How long do integration tests take?

How long do integration tests take?

I write quite thorough integration tests, trying to make sure I cover each feature. On travis-ci, the entire process takes 25-30 minutes to run (including installing the bundle).

How do you speed up Spring integration testing?

Add an ORM and a few modules and it will quickly skyrocket to 7+ seconds. Add a bunch of profiles, and scatter them through a few tests and we’ll quickly get a 60+ seconds build (assuming we run tests as part of our build – and we should).

How can integration testing be improved?

6 best practices for continuous integration

  1. Do integration testing before unit testing.
  2. Don’t test business logic with integration testing.
  3. Know why integration testing is different from unit testing.
  4. Keep your testing suites separate.
  5. Log extensively.
  6. Don’t stop at integration testing.

What are the best practices for test automation?

As a consequence, we glossed over other things like decoupling, high cohesion, and test automation—all things that have become accepted best practices. You can only do so much with the time and resources at hand.

When to use setup method or teardown method?

Besides the fact that this is an integration test as opposed to a unit test, the operations you describe typically go in Setup and/or Teardown methods. Frameworks like nUnit allow one to decorate class methods with these attributes to indicate whether the method is a setup method or teardown method.

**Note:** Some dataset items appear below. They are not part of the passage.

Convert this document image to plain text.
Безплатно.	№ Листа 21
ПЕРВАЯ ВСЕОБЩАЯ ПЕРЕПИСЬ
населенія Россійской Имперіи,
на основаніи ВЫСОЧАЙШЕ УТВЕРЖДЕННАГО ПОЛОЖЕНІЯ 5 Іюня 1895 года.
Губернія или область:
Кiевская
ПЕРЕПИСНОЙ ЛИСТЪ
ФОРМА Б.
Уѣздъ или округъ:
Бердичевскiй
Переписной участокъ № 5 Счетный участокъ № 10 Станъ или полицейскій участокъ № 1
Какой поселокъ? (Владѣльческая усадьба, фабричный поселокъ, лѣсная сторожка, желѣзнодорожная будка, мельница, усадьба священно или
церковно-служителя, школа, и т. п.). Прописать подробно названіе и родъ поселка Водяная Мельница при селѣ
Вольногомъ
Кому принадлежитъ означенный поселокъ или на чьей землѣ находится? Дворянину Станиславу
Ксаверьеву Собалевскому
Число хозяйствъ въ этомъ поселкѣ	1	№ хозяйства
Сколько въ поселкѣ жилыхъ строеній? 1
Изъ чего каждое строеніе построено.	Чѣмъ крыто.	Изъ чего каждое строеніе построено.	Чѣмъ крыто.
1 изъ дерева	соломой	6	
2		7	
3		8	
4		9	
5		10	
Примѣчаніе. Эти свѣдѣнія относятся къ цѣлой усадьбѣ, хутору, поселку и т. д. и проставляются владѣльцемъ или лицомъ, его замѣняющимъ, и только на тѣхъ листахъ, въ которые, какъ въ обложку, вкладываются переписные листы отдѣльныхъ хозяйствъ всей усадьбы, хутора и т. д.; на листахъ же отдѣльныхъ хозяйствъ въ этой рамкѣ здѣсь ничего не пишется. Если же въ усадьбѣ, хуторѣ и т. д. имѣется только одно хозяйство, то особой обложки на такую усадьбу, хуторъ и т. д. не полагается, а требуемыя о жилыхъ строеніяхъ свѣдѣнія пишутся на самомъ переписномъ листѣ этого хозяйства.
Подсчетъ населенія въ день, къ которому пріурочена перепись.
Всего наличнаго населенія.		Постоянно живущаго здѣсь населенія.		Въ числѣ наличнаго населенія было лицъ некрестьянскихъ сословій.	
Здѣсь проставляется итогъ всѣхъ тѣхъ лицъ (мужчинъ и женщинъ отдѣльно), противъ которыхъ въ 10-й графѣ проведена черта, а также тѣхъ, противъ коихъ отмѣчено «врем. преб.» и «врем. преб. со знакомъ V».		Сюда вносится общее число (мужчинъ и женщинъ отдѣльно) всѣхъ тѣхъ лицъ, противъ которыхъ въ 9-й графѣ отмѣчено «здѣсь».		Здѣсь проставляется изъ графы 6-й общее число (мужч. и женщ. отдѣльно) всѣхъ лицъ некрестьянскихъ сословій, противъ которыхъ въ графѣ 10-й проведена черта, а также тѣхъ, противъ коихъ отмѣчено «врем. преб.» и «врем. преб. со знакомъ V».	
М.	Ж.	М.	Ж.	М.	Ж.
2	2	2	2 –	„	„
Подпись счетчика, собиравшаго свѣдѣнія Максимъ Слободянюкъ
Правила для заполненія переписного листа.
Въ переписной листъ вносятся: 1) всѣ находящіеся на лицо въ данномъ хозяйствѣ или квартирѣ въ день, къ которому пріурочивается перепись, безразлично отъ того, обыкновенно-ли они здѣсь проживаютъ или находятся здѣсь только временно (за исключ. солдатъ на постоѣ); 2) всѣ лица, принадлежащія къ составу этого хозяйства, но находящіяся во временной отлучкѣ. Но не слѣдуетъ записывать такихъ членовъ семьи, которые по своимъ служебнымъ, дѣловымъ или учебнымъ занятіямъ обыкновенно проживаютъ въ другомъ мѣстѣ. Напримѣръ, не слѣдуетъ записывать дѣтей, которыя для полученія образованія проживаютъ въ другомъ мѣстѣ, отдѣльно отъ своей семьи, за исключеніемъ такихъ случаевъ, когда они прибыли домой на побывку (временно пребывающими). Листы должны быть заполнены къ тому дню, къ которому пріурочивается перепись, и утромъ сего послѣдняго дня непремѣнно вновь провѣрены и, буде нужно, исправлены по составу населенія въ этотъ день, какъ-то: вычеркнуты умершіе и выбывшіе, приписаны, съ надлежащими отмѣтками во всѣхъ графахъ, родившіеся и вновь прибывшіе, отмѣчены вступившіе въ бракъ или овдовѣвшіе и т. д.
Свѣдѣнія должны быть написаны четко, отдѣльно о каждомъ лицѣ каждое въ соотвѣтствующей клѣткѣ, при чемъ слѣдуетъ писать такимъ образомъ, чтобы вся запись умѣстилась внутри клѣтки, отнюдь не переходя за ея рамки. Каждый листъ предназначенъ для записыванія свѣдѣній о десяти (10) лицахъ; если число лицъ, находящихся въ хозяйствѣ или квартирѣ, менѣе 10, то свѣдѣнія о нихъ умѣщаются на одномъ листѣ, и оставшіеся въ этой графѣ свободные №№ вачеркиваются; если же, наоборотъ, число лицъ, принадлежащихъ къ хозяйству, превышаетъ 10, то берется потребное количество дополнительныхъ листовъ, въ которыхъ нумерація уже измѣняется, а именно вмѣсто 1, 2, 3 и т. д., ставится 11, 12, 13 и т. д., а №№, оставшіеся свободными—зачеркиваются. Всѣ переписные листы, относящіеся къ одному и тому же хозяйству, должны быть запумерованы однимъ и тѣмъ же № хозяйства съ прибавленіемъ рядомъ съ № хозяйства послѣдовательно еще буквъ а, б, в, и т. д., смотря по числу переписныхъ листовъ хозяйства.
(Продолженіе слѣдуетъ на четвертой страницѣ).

Why do Stack Overflow not follow best practices?

In order to get the most performant site possible when building the codebase for our public Stack Overflow site, we didn’t always follow best practices. Update: I realize we didn’t add a lot of context here when telling the story of the engineering decisions we made years ago, and why we’re moving away from some of them now.

Why are high level languages slower than low level languages?

High-level languages provide safety but have a lot more runtime overhead, so can be slower. Our codebase works the same way. We’ve optimized for speed, so some parts of our codebase used to look like C, because we used a lot of the patterns that C uses, like direct access to memory, to make it fast.